Crystal’s gaze slid past Miranda’s shoulder, to a middle distance only she could see. “He didn’t just slip off the ridge that day, you know,” she said, her voice flat. “He’d been on that path a million times.”

Shoving her fries aside, she chewed thoughtfully on her lower lip. “And he didn’t fall because he was drunk.”

Miranda had heard the stories that Jack, after being fired from Taggert Industries, had drunk his fill of hard liquor, driven up the ridge, and then, while walking along an old Indian trail, fallen from the cliff to his death.

“He was pushed.” Crystal sounded certain.

Miranda’s stomach clutched. “Pushed?” Again, her queasy stomach revolted, and she had to swallow back the bile that rose in the back of her throat. “As in murdered?”

Crystal brushed a tear from the corner of her eye. “There’s no doubt in my mind or my mother’s.
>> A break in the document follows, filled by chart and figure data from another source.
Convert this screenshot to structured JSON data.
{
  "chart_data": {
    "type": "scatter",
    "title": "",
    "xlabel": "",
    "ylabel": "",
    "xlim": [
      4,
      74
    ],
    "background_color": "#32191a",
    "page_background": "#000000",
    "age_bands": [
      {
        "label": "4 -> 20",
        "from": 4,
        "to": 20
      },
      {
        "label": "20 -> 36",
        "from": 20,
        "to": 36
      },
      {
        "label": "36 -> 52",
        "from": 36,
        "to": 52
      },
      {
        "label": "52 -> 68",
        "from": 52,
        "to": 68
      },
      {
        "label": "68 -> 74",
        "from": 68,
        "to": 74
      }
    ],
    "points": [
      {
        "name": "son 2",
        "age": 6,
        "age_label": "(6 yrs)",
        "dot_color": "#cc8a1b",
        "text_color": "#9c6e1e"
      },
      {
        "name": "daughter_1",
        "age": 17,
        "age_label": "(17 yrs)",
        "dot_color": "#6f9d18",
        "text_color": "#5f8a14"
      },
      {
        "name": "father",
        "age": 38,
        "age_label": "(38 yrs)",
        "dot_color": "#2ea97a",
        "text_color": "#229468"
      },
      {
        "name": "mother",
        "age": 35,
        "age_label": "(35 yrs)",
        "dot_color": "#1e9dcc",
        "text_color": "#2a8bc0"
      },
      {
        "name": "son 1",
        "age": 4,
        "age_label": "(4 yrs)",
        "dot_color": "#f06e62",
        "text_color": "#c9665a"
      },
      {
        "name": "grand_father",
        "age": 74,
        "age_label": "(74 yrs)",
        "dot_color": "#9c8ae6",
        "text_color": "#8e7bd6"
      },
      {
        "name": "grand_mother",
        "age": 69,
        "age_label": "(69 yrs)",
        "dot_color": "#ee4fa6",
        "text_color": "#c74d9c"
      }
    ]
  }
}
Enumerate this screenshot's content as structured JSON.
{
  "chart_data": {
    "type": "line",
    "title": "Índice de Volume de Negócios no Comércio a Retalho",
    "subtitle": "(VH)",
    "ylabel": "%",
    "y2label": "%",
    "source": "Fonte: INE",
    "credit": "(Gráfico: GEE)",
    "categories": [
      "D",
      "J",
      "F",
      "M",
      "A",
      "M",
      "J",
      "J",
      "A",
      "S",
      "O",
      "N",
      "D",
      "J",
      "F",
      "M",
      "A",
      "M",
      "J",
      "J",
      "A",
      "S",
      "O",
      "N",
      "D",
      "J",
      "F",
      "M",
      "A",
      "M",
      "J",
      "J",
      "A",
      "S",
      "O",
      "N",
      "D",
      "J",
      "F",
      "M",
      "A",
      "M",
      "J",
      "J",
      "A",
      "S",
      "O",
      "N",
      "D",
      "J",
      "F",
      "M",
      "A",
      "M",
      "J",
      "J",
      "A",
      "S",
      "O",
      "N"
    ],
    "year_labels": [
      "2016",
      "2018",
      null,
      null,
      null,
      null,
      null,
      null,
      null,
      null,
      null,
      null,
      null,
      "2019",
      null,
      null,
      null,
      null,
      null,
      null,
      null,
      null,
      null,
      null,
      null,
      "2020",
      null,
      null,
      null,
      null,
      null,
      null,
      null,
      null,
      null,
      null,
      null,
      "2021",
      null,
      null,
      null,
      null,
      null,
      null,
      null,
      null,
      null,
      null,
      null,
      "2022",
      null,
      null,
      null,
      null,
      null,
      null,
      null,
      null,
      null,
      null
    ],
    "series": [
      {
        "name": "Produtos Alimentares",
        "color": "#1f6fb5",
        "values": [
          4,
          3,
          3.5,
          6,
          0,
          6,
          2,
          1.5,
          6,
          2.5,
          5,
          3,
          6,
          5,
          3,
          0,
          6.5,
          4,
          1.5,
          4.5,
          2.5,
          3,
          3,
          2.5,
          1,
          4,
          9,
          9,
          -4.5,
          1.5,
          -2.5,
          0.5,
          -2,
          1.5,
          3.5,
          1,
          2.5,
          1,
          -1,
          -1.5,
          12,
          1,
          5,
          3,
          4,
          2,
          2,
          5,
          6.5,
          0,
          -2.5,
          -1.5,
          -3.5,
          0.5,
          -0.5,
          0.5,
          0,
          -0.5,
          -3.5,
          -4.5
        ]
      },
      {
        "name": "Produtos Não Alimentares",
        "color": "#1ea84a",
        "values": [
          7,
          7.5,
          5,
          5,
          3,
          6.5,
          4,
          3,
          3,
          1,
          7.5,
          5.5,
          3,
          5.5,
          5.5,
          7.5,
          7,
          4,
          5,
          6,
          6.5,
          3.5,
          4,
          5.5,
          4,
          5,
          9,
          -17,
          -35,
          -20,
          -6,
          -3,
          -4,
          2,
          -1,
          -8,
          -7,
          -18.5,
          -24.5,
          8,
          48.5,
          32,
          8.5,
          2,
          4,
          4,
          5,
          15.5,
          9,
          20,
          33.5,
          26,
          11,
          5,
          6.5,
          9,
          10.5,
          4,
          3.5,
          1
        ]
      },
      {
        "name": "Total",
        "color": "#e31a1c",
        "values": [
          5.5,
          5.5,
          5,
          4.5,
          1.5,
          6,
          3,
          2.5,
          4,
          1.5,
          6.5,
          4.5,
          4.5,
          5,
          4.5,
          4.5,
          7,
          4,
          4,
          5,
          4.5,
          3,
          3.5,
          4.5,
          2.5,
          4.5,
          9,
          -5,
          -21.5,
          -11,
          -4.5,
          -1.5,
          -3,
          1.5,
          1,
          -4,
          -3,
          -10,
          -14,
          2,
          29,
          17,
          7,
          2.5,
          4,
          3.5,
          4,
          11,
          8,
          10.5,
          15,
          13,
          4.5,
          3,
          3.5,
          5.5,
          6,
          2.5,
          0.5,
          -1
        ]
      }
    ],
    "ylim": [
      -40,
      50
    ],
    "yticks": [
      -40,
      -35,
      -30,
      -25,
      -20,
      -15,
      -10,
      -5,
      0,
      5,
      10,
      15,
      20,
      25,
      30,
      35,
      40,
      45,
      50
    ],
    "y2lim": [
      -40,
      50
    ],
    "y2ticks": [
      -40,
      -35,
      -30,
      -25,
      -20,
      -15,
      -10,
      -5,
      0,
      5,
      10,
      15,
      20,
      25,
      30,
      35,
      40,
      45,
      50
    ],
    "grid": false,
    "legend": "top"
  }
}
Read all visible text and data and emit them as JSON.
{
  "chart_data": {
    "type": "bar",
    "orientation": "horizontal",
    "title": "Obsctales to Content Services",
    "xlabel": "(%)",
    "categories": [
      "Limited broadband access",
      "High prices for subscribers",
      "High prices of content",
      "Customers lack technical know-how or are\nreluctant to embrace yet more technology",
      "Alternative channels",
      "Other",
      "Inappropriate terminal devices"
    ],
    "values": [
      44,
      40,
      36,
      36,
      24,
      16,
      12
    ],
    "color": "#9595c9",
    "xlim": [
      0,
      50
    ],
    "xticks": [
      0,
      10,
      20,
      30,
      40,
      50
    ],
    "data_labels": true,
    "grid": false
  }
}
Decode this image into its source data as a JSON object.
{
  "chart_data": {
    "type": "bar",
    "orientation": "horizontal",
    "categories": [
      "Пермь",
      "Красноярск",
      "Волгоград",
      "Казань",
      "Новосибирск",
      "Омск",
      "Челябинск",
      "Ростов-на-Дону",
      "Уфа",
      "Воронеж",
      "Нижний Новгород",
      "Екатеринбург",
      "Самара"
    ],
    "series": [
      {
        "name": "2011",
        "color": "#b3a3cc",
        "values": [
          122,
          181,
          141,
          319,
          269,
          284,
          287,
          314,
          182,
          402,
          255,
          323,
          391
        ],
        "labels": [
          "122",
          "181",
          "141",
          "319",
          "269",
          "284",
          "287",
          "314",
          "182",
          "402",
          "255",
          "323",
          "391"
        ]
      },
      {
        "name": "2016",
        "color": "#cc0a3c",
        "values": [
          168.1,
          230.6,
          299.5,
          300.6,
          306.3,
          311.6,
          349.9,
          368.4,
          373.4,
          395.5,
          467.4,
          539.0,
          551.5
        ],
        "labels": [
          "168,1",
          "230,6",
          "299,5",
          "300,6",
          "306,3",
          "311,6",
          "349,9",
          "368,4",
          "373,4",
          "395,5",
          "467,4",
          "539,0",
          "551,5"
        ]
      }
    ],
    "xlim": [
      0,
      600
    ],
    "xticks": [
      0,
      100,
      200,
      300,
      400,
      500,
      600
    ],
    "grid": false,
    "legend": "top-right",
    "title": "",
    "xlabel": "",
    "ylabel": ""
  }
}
We just can’t prove it yet. But we will.”

“Good luck, I guess.” Miranda felt suddenly awkward. “We miss Ruby, you know.”

“Do you?” Crystal gave out a heartless laugh and pinned Miranda with sharp, black eyes. “Or do you miss having an Indian squaw for a slave?”

“You know that’s not true! We think of Ruby as one of the family,” Miranda said, rising. “We always have.”

“Then why doesn’t your dad use some of his stinking money and hire a first-class private investigator to find out what happened to Jack?”

“I thought the police ruled it was—”

“An accident, right. And they thought they were saving us some embarrassment by not suggesting that it could have been a suicide. Suicide! Can you believe it? No one loved life more than Jack.”

“I’m sorry—”

“Then do something. Aren’t you planning to be some kind of hot shit lawyer?”